CBOT wheat for December delivery has returned to an area of support between $4.9 and $5/bushel. During the past six months, prices has recovered from this area on numerous occasions; whether it will be successful in doing so again very much depends on news from Russia and the direction of the dollar.
CBOT wheat reached a six-week low today in response to USD strength and increased supply estimates from the Black Sea region, both of which have created a challenging environment for exporters trying to compete with supplies from other regions, not least Europe and Russia.
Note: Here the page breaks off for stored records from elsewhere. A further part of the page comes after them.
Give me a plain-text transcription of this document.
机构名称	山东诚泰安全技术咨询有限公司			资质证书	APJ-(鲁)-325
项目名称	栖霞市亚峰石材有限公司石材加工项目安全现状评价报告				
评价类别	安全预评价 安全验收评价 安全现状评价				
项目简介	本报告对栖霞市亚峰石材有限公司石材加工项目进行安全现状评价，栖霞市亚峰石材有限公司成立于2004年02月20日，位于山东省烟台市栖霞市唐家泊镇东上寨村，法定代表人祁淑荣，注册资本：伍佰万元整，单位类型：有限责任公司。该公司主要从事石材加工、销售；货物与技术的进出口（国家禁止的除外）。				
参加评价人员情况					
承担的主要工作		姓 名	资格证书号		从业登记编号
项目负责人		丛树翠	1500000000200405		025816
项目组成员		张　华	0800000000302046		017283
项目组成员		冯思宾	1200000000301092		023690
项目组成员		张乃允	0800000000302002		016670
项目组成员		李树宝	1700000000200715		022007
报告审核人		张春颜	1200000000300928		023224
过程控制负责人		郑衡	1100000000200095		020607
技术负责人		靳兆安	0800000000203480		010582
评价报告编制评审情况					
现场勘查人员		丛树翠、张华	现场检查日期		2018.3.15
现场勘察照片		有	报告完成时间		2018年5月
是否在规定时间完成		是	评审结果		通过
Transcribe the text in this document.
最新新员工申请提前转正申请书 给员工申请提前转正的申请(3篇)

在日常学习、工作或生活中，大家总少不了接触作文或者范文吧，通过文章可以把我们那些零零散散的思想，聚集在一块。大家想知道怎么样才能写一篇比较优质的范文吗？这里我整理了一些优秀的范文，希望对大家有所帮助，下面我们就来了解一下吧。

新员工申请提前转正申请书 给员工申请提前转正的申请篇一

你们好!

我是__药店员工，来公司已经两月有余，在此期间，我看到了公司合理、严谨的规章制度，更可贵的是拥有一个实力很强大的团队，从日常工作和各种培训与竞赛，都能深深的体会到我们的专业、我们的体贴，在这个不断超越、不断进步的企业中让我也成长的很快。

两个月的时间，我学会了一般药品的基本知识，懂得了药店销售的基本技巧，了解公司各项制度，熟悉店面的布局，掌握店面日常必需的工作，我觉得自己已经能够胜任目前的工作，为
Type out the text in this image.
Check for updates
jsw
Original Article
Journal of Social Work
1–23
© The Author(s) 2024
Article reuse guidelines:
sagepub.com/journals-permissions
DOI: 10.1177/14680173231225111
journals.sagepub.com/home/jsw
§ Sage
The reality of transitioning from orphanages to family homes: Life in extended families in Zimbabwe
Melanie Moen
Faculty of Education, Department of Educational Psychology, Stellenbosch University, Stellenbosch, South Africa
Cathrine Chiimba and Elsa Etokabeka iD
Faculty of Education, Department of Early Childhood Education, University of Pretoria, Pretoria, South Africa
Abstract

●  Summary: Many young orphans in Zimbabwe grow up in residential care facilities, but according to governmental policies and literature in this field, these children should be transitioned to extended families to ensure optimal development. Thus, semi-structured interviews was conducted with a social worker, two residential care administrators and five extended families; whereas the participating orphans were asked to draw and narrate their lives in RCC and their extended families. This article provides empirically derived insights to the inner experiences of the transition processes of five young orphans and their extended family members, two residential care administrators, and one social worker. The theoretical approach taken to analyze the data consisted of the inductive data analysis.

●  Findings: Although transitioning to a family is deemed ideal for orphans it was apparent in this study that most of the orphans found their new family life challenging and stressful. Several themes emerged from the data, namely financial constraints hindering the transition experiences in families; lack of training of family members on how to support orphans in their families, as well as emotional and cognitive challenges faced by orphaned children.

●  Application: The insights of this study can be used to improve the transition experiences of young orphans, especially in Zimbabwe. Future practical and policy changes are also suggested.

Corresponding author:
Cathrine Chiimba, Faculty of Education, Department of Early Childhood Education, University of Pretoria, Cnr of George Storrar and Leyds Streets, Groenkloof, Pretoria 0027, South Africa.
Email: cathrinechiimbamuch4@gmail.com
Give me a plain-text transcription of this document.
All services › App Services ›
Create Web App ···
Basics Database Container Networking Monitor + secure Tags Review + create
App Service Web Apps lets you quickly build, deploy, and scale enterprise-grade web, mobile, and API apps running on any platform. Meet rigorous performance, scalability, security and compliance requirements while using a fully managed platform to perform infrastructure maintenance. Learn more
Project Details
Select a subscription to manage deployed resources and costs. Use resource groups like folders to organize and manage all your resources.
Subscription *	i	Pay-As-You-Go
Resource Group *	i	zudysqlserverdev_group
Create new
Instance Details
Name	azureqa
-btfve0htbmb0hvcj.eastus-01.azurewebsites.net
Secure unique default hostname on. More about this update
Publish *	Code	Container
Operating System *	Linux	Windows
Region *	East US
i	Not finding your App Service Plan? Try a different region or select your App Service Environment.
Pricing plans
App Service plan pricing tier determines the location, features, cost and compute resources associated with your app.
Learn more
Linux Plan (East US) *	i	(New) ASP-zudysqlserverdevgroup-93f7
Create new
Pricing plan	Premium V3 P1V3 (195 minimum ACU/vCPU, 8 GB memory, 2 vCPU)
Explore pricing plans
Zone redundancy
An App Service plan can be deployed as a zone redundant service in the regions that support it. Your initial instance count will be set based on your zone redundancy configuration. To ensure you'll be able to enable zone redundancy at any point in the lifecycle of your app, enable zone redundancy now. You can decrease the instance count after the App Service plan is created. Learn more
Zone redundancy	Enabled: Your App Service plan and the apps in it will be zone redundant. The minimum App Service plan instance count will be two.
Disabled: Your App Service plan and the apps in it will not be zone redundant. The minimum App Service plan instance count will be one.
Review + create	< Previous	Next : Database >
Following the dramatic $1/bushel surge and subsequent dump between July and September, the contract had been settling into a range a relatively tight range while awaiting news about the size of the US crop and whether Europe and Russia would struggle to meet export demand following a challenging season which saw production in both regions hit.
So far, however, the pace of Russian exports has surprised the markets, particularly considering the constant speculation on whether Russia would limit exports in order to cool domestic prices. So far this has not happened and increased projections of Russia’s harvest and export surplus have raised doubts about whether the pace of export will slow anytime soon.
Such a scenario is not helpful for US producers who also have to deal with the negative impact of the stronger dollar. Additionally, the International Grains Council raised its estimate for global wheat production by 12 million tons to 729 million tons today. The increase largely reflects an improved crop outlook in China. Back in the US, both the trade war with China and subdued prices for soybeans are likely to lead to an increased acreage allocation to corn and wheat next spring.
On that basis, the short-term outlook is challenged with a change in the outlook for Russian exports and a weaker dollar needed to support US farmers' efforts to ship stock.